Energy always costs more than we think because the price we pay at the gas pump or electric meter does not reflect the numerous hidden costs of adverse impacts produced in the course of providing energy. Although most Americans understand that the price of energy does not typically include climate change effects of greenhouse gas (GHG) emissions, they may not be aware that there is a wide range of other hidden costs. These take the form of expenditures for health services, for losses in crop and timber yields, for remediation of natural resources and land use, and more. Add up the dollar value of all those damages and the total cost to society is much higher than the retail cost of energy.

Add up the dollar value of all those damages and the total cost to society is much higher than the retail cost of energy.

For example, the 2005 Academies study of 95% of the nation’s coal-burning power plants assigned estimated monetary amounts to non-GHG damages, primarily the effects of putting particulate matter, sulfur dioxide, and nitrogen oxides into the air. Those pollutants affect premature mortality and conditions such as chronic bronchitis and asthma. In 2005, electricity cost consumers a little more than 8.1 cents per kilowatt hour (kWh) nationwide. The study found that, on average, electrical generation did 3.2 cents worth of damage for every kWh—an additional 40% of the purchase price. Some plants caused estimated damage as high as 12 cents per kWh. 

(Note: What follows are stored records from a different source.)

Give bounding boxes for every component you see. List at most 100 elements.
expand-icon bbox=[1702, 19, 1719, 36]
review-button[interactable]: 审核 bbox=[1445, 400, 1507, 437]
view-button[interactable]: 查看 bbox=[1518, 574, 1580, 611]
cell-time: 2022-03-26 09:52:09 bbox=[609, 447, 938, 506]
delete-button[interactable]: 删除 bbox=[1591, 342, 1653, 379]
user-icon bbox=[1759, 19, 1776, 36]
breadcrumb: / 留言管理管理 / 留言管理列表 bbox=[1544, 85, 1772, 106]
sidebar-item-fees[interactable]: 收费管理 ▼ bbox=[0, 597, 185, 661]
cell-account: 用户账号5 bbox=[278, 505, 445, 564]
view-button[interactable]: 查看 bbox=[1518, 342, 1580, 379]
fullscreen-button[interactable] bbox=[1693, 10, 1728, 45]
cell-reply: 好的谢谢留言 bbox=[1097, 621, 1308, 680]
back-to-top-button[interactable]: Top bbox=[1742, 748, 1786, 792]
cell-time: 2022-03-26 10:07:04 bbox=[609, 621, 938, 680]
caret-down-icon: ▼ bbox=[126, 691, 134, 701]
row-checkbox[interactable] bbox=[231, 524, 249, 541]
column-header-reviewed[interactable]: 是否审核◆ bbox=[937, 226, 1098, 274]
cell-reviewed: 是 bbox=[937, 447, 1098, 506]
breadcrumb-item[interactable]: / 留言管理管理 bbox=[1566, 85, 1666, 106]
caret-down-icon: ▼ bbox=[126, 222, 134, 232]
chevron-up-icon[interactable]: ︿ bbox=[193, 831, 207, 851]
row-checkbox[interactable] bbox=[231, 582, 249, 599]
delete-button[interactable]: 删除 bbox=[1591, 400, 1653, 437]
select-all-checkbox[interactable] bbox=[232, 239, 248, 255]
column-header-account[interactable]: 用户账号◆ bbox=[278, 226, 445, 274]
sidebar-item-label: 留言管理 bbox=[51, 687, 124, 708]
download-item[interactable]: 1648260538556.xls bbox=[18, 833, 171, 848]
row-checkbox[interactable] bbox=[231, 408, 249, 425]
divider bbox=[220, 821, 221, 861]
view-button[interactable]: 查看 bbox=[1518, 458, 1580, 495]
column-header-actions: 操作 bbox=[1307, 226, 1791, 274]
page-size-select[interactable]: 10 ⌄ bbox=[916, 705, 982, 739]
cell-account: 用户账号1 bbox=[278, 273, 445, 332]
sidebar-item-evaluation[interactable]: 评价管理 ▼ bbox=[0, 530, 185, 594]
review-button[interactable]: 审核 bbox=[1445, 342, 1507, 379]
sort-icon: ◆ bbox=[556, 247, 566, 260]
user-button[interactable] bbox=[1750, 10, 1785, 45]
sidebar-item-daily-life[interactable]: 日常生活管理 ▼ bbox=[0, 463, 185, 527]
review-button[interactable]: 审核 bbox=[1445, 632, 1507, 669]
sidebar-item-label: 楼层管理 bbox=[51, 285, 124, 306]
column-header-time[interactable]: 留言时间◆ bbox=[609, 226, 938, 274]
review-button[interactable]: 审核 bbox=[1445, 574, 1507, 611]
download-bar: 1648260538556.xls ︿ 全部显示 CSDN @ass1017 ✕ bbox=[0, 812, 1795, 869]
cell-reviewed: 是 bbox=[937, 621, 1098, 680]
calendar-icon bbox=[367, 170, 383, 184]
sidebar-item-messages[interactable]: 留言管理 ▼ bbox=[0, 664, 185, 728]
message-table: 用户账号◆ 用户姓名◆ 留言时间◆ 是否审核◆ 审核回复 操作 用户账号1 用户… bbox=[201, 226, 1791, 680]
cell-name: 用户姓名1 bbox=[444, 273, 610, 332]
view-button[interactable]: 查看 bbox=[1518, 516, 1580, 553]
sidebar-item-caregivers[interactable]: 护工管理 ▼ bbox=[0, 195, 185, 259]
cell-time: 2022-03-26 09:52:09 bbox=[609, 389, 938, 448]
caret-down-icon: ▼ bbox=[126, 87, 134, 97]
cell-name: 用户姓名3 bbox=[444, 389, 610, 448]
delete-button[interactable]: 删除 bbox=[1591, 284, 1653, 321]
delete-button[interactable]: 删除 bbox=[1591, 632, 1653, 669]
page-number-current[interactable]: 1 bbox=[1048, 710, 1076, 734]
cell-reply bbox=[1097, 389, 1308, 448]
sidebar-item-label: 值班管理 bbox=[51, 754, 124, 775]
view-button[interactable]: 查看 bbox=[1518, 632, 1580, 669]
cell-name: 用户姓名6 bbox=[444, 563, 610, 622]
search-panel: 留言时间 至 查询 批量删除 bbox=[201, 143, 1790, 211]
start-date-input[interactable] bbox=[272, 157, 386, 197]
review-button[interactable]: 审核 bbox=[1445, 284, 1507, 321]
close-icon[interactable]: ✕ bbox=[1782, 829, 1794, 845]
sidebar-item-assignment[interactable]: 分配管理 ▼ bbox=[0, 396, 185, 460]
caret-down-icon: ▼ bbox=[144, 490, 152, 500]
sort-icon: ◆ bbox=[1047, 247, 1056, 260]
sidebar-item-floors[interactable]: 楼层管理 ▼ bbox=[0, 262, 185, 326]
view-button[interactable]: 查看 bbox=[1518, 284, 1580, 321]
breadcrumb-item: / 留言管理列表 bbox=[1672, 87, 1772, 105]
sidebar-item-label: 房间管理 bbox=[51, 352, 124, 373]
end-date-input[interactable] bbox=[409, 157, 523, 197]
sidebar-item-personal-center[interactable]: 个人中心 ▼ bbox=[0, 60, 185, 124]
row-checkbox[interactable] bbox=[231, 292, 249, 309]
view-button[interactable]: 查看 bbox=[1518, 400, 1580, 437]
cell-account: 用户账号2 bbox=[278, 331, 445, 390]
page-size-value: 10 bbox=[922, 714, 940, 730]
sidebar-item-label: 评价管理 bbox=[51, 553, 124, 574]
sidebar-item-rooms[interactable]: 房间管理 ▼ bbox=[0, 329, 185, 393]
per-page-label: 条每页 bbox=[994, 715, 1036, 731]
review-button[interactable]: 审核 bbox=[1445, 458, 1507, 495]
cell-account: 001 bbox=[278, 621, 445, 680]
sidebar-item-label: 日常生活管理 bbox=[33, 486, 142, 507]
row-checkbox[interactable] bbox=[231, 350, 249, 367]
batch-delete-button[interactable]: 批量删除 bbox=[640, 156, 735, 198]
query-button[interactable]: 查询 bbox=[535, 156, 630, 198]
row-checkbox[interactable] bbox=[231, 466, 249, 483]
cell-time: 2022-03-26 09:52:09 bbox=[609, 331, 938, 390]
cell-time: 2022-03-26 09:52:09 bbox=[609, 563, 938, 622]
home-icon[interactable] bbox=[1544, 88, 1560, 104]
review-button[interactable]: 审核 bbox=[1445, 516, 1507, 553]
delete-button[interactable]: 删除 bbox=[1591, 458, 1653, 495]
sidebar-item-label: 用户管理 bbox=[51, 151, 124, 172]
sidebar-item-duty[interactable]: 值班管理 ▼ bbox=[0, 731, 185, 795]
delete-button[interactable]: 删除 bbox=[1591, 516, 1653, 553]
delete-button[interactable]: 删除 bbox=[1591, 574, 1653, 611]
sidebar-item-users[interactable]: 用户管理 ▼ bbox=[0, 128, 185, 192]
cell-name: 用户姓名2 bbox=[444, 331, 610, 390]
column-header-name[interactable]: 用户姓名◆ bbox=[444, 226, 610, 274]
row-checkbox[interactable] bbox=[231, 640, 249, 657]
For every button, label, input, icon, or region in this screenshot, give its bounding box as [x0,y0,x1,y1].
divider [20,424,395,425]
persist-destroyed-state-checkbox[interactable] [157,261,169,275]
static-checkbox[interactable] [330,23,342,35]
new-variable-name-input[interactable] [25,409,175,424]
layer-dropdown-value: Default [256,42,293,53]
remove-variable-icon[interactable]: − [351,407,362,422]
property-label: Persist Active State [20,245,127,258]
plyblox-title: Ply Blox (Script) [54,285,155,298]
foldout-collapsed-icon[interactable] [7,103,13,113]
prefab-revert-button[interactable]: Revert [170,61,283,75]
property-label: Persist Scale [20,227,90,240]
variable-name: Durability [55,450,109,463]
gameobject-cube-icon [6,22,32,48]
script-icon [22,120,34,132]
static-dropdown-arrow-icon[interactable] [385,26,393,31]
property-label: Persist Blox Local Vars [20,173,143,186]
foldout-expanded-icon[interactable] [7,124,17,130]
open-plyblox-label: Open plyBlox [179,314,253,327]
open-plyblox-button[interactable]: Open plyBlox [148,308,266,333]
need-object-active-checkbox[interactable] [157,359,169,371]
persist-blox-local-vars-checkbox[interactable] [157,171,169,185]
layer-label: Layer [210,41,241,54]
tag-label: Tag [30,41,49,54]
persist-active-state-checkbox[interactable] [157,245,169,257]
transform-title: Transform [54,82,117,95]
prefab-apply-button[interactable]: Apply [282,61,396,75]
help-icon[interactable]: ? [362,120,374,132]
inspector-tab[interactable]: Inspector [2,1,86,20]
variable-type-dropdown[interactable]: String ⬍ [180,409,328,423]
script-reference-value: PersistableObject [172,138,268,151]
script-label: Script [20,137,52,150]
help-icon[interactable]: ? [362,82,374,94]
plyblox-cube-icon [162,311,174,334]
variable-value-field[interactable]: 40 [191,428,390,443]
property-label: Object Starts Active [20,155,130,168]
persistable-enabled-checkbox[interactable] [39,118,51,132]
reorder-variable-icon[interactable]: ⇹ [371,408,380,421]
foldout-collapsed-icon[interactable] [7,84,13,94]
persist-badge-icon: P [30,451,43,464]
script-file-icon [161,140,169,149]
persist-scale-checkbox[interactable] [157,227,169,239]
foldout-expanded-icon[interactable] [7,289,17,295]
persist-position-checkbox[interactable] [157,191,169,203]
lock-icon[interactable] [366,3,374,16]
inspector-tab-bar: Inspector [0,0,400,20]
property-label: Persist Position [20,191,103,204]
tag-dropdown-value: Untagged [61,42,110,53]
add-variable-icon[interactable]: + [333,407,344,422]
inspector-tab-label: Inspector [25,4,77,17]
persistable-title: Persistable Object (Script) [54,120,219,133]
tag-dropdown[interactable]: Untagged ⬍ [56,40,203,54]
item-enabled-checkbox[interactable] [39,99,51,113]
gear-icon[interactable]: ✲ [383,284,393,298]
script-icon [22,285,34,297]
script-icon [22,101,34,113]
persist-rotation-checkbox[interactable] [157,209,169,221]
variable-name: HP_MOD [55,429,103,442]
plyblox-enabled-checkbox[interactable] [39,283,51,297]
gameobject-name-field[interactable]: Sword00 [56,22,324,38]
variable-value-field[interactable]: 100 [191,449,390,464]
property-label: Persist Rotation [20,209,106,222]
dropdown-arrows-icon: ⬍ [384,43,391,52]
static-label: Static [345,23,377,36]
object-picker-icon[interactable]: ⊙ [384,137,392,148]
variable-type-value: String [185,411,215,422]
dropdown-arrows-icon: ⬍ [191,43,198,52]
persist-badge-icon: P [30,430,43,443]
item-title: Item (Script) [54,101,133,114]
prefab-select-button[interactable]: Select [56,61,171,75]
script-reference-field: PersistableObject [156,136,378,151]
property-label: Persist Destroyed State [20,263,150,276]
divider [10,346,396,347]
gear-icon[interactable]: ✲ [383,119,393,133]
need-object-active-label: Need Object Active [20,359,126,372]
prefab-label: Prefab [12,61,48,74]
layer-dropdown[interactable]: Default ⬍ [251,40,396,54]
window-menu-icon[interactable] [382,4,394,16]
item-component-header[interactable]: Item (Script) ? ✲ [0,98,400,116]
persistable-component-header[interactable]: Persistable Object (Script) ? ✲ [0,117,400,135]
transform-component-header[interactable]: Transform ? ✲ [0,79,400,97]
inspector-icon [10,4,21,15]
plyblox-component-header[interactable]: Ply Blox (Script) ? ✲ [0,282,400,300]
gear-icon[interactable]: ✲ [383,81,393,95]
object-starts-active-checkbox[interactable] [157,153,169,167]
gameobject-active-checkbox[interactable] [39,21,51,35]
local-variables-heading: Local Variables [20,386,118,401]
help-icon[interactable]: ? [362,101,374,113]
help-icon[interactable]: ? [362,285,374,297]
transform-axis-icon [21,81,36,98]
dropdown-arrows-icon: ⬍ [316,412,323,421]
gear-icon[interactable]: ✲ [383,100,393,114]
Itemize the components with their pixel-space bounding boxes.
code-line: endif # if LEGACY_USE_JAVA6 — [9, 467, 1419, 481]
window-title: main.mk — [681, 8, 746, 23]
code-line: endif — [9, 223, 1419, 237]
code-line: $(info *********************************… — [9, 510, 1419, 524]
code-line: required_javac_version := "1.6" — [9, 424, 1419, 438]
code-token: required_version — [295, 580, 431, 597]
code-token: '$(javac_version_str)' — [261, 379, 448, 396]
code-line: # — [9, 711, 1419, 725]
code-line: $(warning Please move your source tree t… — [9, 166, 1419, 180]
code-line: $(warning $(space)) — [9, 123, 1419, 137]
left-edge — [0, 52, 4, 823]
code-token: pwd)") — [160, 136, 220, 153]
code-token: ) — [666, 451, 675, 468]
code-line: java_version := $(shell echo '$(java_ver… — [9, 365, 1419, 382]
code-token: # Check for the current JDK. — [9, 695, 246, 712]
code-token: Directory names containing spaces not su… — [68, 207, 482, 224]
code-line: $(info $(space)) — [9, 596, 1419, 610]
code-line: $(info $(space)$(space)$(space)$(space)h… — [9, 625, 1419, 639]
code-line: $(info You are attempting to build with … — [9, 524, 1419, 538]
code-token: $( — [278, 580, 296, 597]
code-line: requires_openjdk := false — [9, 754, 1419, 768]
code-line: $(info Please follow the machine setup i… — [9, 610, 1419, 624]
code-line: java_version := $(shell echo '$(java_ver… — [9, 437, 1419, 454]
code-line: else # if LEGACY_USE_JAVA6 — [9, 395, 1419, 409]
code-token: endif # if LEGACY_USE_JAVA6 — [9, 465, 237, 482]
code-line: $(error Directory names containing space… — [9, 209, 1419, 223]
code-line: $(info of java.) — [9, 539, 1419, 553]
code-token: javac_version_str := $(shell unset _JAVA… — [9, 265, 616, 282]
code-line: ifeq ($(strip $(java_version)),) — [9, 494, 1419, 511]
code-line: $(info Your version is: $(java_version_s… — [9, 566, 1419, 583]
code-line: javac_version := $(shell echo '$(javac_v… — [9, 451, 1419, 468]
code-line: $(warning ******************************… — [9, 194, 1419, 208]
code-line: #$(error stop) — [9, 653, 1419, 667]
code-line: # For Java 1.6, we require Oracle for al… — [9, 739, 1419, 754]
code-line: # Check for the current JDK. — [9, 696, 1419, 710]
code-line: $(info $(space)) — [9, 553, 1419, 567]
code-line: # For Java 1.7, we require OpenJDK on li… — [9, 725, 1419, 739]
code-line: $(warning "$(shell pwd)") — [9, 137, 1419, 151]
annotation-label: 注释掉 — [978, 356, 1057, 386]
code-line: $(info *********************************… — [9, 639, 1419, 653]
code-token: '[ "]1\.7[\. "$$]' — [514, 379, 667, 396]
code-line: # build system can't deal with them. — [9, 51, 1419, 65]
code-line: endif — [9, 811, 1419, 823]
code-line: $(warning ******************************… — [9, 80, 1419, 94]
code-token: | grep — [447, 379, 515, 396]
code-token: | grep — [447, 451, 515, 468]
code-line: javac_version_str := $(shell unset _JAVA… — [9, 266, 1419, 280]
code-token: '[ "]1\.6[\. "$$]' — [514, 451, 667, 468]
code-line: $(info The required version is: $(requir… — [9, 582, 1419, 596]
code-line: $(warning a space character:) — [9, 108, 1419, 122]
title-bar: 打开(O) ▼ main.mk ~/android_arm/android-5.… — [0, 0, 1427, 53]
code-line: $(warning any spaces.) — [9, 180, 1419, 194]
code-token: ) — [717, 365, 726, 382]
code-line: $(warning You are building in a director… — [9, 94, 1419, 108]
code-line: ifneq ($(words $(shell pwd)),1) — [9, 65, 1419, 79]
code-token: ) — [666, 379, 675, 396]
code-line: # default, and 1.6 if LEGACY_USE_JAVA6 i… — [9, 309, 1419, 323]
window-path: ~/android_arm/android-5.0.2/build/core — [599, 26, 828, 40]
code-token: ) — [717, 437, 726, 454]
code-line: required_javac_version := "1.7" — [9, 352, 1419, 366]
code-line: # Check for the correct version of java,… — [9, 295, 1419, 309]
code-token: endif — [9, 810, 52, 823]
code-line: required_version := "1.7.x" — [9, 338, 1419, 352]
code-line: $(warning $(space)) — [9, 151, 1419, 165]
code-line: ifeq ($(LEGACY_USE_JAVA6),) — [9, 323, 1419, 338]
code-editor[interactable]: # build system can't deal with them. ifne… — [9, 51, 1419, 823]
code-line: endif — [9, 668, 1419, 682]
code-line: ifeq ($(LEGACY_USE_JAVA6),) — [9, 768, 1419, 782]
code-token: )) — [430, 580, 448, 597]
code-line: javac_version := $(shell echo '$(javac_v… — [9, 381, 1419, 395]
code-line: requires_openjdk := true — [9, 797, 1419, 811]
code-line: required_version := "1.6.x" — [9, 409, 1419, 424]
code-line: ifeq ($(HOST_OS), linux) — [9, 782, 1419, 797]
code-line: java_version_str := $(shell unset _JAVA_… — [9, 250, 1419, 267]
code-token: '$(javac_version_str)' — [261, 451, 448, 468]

Cars and trucks have similar unseen, non-GHG costs that are not evident from what we pay to operate our vehicles. The immediate health effects of smog and other emissions are only part of the picture. The total life-cycle impact of any vehicle is not limited to operation, which accounts for only about one-third of the hidden costs. Significant factors include drilling and extraction of the resources used for fuel; refining and conversion of resources into fuel, as well as transporting the fuel for distribution; and manufacturing, production, and disposal. The 2005 study found that those costs added between 1.2 and 1.7 cents per mile traveled above the cost of gas, oil, and maintenance.

Viewed in that larger context, hybrid or all-electric vehicles (which may appear to have minimal effects on the environment) do not always have lower total impact than conventional vehicles. In many areas, electricity is largely produced from burning coal*; and battery and electric motor production—being energy- and material-intensive—added up to 20% to the damages from manufacturing. 

Hidden costs are ubiquitous. Corn ethanol has impacts on the use of land and water and on food prices if the same fields would otherwise produce edible crops. The cost of electricity—and the marginal cost of using more—does not factor in the substantial costs of power outages when grid capacity is exceeded. Hydraulic fracture in gas and oil wells requires millions of gallons of water per well, can release methane gas, and may contaminate surface and groundwater.

Society has begun to pay considerably more attention to hidden costs and their effects are likely to become a significant factor in national energy policy.

* In locations where electricity is generated by “greener” methods, these hidden costs will be much lower.